Il fatto illecito si tratta di un comportamento doloso o colposo che provoca danni ad un terzo soggetto.
L’ordinamento civile valuta questi atti lesivi come “atipici”, nel senso che non si tratta di comportamenti stabiliti caso per caso dalla legge, ma che al contrario devono essere di volta in volta valutati da un giudice.
Il principio di fondo resta comunque la violazione del “neminem leadere”.
Il danno ingiusto ogni danno viene valutato ingiusto se non viene prodotto in assenza di giusta causa o è lesivo di un interesse tutelato dall’ordinamento.

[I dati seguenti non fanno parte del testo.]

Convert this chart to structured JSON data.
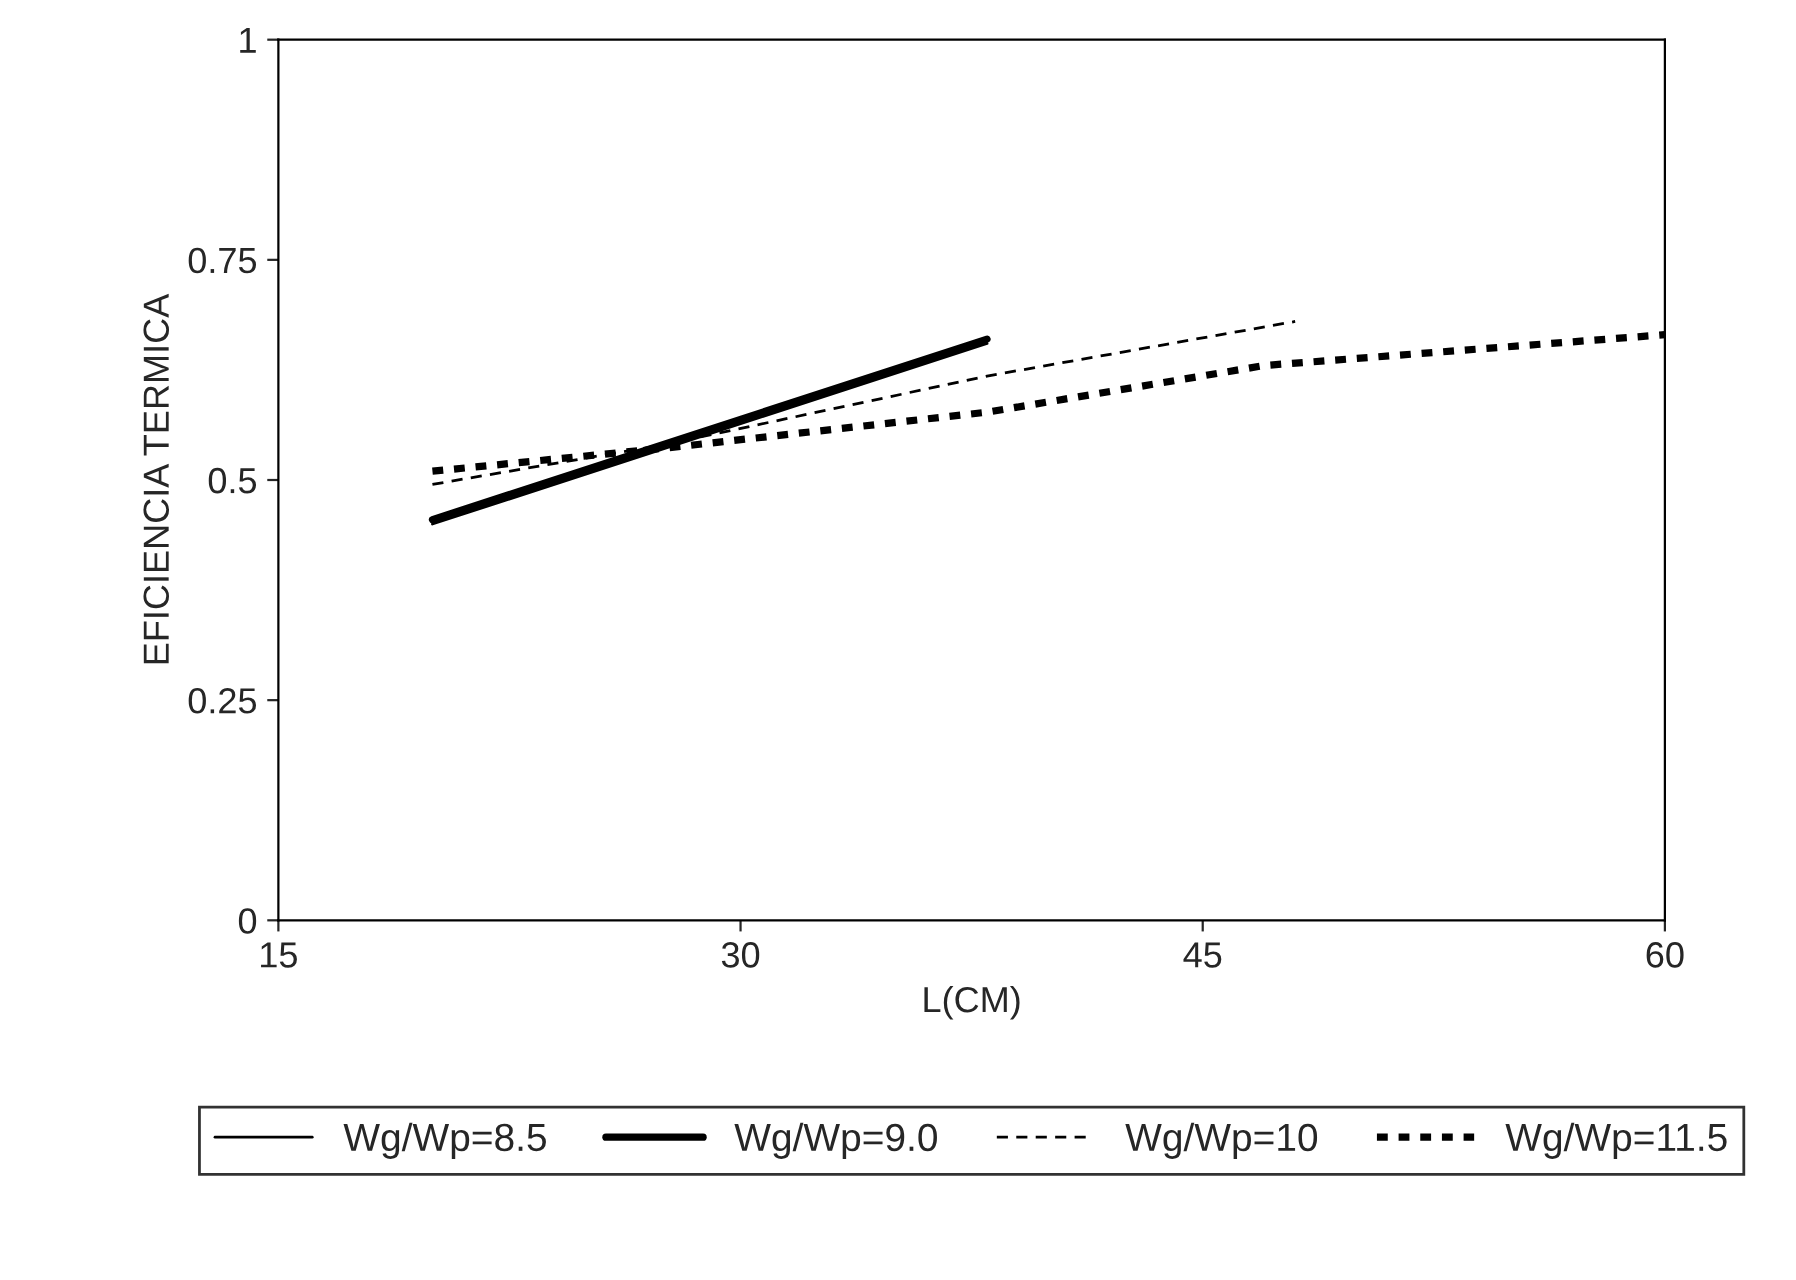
{
  "chart_data": {
    "type": "line",
    "xlabel": "L(CM)",
    "ylabel": "EFICIENCIA TERMICA",
    "xlim": [
      15,
      60
    ],
    "xticks": [
      15,
      30,
      45,
      60
    ],
    "ylim": [
      0,
      1
    ],
    "yticks": [
      0,
      0.25,
      0.5,
      0.75,
      1
    ],
    "grid": false,
    "legend": "bottom",
    "marker": "none",
    "series": [
      {
        "name": "Wg/Wp=8.5",
        "color": "#000000",
        "line_style": "solid",
        "x": [
          20,
          38
        ],
        "values": [
          0.45,
          0.655
        ]
      },
      {
        "name": "Wg/Wp=9.0",
        "color": "#000000",
        "line_style": "solid",
        "x": [
          20,
          38
        ],
        "values": [
          0.455,
          0.66
        ]
      },
      {
        "name": "Wg/Wp=10",
        "color": "#000000",
        "line_style": "dashed",
        "x": [
          20,
          27.5,
          38,
          48
        ],
        "values": [
          0.495,
          0.54,
          0.618,
          0.68
        ]
      },
      {
        "name": "Wg/Wp=11.5",
        "color": "#000000",
        "line_style": "dotted",
        "x": [
          20,
          27.5,
          38,
          47,
          60
        ],
        "values": [
          0.51,
          0.536,
          0.577,
          0.63,
          0.665
        ]
      }
    ]
  }
}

Il nesso di causalità il giudice deve valutare il nesso di causalità, ossia la presenza di causa-effetto tra fatto illecito e danno ingiusto.
La causalità è determinata da due aspetti quello materiale, che stabilisce un collegamento tra evento dannoso e condotta illecita, e quello giuridico, che valuta la presenza di collegamento giuridico tra i due fatti.
Nella responsabilità extracontrattuale colui che deve dimostrare la bontà della sua pretesa è chi ha subito il danno.
Pertanto, quando siamo in presenza di un fatto di illecito civile è la parte danneggiata ad aver “l’onere della prova degli elementi costitutivi di tale fatto, del nesso di causalità, del danno ingiusto e della imputabilità soggettiva”.